Three things that annoy men
Three things that annoy men

I do not want to offend anyone right now. On the contrary, I even dream of helping. Therefore, guys, you don't need to scream right away, recognizing yourself in the mirror, better take my criticism correctly: repent and reform. Then your life will become completely different.

The absurdity of our men spoils, first of all, their own lives. If they behaved differently, correct in themselves at least the main moments that annoy us, they would live completely differently - not with tattered cats and useless chickens, but with beautiful wives.

Yes, other things being equal, the man behaved a little more adequately, he would not sleep with that fucking shit with whom he woke up today. In the evening, he would have crumpled not that flabby carcass that is crumpled now, and he would have a chance to pretend to be a woman of a higher class. The one that is in demand and snapped up by those who understand a lot about life.

He who has ears, let him hear, they drove away.

1. Having jumped a carefree goat up to 30, 40, 50, and sometimes up to 60-70 years, our man considers himself to be the best. And, interestingly, the older he gets, the more his confidence in his irresistibility.

Objectively, this inadequate assessment of oneself and one's place in the world of sexual relations is explained by a demographic imbalance. From the age of thirty, the male population is actively beginning to die out in our country, and accordingly there are two relatively normal men for ten women.

What annoys women the most about men?
What annoys women the most about men?
Women call the same brutality, so that they, fools, are not abandoned.
Pretentious girl: how to communicate with pretentious women
Pretentious girl: how to communicate with pretentious women

Uncleaned teeth - and that's what it is, well, I didn't have time! Unwashed body - too lazy to take a shower today! Smelly socks and wrinkled clothes - they don't change them every day, who will wash them?
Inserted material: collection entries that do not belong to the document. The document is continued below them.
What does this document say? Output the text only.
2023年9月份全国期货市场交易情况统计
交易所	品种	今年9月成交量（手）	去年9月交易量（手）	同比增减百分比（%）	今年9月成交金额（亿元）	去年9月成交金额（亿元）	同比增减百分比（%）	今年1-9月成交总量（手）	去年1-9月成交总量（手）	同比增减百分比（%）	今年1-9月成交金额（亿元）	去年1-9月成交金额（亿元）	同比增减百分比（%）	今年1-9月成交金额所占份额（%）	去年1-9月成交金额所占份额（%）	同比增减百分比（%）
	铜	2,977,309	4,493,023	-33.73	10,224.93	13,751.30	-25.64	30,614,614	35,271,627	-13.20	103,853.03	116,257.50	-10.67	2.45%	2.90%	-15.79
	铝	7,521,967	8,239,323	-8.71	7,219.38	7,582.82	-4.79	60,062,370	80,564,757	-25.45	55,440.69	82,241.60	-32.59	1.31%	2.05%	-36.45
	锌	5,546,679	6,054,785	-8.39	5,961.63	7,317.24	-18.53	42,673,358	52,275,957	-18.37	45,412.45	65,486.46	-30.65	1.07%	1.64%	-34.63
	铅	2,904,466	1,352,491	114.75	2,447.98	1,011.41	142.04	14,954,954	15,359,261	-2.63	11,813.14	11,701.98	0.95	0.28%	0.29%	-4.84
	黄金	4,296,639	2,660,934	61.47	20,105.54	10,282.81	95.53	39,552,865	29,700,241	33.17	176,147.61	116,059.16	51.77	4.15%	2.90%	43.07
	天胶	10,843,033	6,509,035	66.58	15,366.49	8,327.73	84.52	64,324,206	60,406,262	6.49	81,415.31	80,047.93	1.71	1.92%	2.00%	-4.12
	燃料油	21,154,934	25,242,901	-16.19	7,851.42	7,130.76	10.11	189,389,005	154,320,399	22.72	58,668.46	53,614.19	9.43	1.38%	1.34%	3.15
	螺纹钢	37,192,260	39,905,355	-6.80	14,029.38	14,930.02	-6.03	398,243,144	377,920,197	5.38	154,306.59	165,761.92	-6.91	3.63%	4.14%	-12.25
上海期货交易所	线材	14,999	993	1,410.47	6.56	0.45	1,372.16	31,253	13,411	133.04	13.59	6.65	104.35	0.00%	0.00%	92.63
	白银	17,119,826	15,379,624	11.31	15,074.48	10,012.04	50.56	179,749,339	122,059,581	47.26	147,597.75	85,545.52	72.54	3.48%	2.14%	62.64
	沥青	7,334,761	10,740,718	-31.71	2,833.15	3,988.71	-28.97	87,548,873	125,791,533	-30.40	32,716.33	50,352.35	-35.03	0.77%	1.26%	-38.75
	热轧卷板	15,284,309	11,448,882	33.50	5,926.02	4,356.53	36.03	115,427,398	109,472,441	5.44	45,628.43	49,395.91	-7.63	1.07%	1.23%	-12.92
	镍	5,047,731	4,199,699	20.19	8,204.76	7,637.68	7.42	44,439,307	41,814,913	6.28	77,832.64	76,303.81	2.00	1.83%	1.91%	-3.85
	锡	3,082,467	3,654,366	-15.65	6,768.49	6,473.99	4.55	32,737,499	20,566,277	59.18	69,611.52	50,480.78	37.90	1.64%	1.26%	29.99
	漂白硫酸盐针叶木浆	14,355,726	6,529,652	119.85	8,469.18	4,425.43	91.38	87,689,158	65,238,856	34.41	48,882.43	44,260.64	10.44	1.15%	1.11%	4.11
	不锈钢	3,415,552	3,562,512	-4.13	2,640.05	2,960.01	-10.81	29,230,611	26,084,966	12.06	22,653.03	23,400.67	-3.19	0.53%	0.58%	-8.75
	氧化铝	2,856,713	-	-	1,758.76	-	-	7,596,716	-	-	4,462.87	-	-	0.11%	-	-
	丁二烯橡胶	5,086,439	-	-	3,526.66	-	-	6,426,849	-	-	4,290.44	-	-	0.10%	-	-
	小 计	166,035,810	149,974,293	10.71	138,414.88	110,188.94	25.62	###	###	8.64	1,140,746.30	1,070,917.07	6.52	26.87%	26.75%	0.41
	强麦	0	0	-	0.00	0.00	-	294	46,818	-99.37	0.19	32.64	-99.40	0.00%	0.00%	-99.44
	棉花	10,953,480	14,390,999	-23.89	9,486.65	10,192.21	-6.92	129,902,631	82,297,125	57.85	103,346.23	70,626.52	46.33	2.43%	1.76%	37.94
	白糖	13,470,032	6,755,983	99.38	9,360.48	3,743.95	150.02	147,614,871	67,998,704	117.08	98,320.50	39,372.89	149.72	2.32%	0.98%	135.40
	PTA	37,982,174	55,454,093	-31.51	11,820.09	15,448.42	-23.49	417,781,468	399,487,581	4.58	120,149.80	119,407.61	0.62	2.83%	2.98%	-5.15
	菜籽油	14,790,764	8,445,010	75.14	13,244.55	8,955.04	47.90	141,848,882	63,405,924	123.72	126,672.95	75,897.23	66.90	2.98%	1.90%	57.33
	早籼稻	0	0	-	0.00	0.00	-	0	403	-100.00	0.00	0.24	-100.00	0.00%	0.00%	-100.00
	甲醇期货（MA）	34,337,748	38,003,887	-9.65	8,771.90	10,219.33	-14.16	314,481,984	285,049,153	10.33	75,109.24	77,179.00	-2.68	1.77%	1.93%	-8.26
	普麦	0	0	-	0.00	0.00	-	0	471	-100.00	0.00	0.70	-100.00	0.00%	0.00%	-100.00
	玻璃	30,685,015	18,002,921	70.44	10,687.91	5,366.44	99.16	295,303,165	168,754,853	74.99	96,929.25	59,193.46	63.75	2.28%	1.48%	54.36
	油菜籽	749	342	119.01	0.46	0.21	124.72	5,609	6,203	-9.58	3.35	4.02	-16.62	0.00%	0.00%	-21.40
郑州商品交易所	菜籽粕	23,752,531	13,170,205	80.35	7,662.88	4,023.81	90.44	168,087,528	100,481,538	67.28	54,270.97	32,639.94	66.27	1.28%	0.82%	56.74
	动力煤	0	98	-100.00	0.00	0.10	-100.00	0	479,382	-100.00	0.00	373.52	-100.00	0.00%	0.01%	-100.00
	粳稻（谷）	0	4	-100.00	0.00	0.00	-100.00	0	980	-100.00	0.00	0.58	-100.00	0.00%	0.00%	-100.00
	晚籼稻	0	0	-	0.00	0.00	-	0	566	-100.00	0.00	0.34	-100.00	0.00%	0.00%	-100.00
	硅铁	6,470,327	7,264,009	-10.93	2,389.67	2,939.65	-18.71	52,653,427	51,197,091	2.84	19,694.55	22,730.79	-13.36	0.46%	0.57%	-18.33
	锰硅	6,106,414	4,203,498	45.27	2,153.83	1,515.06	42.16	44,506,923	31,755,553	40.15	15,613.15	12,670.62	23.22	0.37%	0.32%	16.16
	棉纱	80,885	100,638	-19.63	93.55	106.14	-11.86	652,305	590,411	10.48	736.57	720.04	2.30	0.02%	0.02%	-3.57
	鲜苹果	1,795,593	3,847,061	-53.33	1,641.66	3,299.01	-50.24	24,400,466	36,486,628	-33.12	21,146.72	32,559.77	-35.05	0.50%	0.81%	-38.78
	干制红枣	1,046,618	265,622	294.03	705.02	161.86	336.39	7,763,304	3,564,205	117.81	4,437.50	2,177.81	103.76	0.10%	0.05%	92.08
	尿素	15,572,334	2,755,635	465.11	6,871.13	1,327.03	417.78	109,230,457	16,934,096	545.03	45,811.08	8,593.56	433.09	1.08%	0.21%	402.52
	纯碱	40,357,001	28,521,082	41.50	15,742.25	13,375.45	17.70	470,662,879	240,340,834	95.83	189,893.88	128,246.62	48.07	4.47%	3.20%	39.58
At home, they walk around exclusively in shorts and an old T-shirt with traces of ketchup. Having married, they can stand in front of their mother-in-law and scratch their eggs. No, not for the purpose of masturbation, but because I haven't bathed for a long time.

They tear the tender female cheeks into blood with bristles and emery, they don't use a toilet brush, calling traces of shit … No, I'm sorry, I can't go on, I'm going to vomit now.

I call all this - everyday rudeness. Not only princesses do not poop, but princes should not leave traces of shit in the toilet. Only a housekeeper can live with a sloppy person, mistakenly considering herself a wife.

A normal woman, she will drive a fart schmuck out into the cold. However, he will not kick him out, but simply never contact him.

Well, here, draw your own conclusions, guys. Did you recognize yourself? Well done. If there is something in the brain, correct it. But no, so start screaming in the comments about how evil I am, and you and such are loved.